“That was all washed away by the rains and the police as the world hustled forward into our “New Normal.”
I’ve wrestled with how I feel about this book on almost a biannual basis over the last five years, but I’ve come to the lingering conclusion of late that it is to my feelings about September 11th, the Bush/Cheney administration, and the condition we’ve culturally been corralled into what prog metal like Dream Theater is to general emotional frustration. On a conceptual level, I’m more inclined to refer to it as a graphic essay than I am a graphic novel, because there really isn’t a cogent narrative across its pages so much as it is an extended op-ed about about how a cartoonist with an awareness of his medium’s history contends internally with recurring themes and unresolved persisting conflicts on national and global scales.
The second half of the book then functions more like a montage testament to Spiegelman’s essay from the first half. This book isn’t uniform, and it’s unapologetic about its unbalanced, wandering format, which reinforces its likeness to a giant minicomics zine. Herein lies In the Shadow of No Towers place in comics as a monolithic editorial grown within an industry and out of the newspaper funnies that gave birth to comics as we know them in the 20th Century.
As an object that looks like an artificial newspaper while you read it, this book draws a parallel between that relationship with a dying format and its representation of the Towers themselves, which Spiegelman claims to have had little affinity for beyond his nostalgia for the time they represented. He compares them to an ugly nose, which someone may dislike but would never wish to have destroyed.

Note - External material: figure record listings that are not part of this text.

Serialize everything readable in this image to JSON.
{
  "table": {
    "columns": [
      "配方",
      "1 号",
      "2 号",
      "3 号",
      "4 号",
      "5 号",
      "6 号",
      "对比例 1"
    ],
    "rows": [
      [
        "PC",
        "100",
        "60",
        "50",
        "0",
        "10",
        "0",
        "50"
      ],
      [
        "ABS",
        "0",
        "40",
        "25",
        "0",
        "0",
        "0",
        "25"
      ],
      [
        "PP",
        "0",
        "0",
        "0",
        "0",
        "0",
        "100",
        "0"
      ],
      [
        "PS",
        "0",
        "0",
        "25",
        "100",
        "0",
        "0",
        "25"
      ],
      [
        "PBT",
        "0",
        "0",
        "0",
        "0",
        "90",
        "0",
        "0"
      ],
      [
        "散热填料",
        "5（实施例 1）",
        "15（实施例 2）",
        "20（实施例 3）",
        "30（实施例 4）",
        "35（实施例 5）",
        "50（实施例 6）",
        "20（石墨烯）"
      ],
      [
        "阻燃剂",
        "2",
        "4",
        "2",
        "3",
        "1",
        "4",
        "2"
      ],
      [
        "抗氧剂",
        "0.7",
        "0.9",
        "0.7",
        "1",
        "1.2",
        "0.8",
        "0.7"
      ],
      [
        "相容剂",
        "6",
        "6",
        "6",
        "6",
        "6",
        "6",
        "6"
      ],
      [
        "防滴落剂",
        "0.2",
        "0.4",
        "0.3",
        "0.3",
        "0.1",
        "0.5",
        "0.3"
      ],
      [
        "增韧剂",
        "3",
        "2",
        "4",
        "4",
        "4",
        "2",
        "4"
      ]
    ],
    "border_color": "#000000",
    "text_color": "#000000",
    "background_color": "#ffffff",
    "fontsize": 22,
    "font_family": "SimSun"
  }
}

The book maps out the intersection of Spiegelman as a creator directly impacted by the Nazi concentration camps of Maus with the warring ideologies and forces that intersected and produced the events of September 11th. There’s a severe lack of continuity page by page as Spiegelman modulates across topics, touching on his firsthand account and stepping back to offer historical context. Its greatest weakness is that as whole it doesn’t possess a consistent language or voice. Since every page introduces a different format and in most cases a collage of other people’s characters and symbols, Spiegelman himself gives a tour of imagery more than he succeeds in generating a definitive graphic novel as he did with Maus. Moreover, it contemplates his manic inability to come to terms with the present by flashing back and recounting history without ultimately making an assessment about the “New Normal” that he identifies in the introduction.
There’s no self-imposed pressure at work demanding a conclusion, but the open-ended deferral to show-and-tell for the second half of the book settles on the question of why things stay the same more than they change instead of providing resolution.